Despite the shortcomings of this study, our data suggest that patients with a fracture of the base of the ulnar styloid (displaced or not) can expect to regain wrist function and a health status that are similar to those of patients with no ulnar styloid fracture, at least when the distal radial fracture was treated with open reduction and plate-and-screw fixation. The differences that approached significance were small, were probably clinically irrelevant, and were inconsistent over time. This suggests that anatomic reduction and internal plate fixation of the distal part of the radius mitigates or lessens the value of operative treatment of a fracture of the ulnar styloid base. The indications for internal fixation of the ulnar styloid after open reduction and internal fixation of the distal part of the radius remain unclear.
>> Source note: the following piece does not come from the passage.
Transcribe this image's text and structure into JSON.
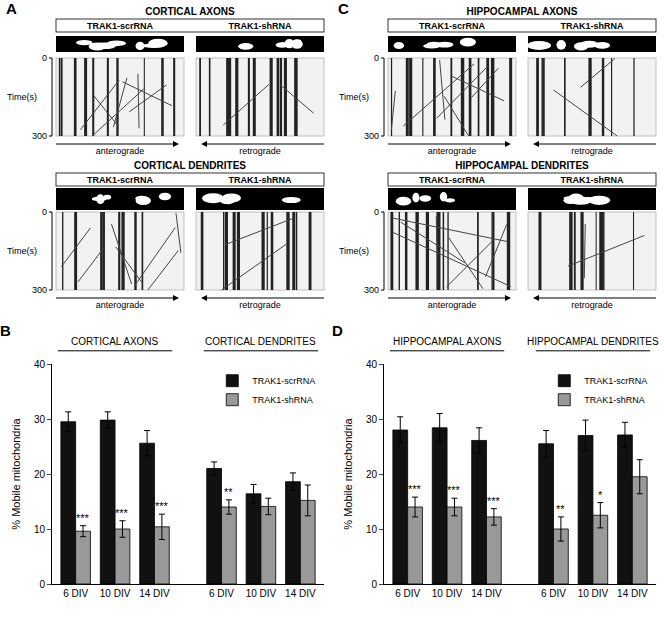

Since open reduction and volar plate fixation of the distal part of the radius (as was used in the majority of the patients in this series) restores the volar metaphyseal cortex, it may result in radiographic alignment of the distal radial fragments that is better and more reliable than that provided by external fixation, with which the volar cortex often remains in bayonet apposition24,25. Although instability of the distal radioulnar joint was not specifically assessed in this study, our finding that outcomes were not affected by a fracture of the ulnar styloid base might be explained by the improved inherent stability of the distal radioulnar joint that resulted from the improved restoration of distal radial anatomy, which may provide a greater measure of congruity with and capture of the ulnar head in the sigmoid notch of the radius. It also might be explained by the presumed intact interosseous ligament of the forearm.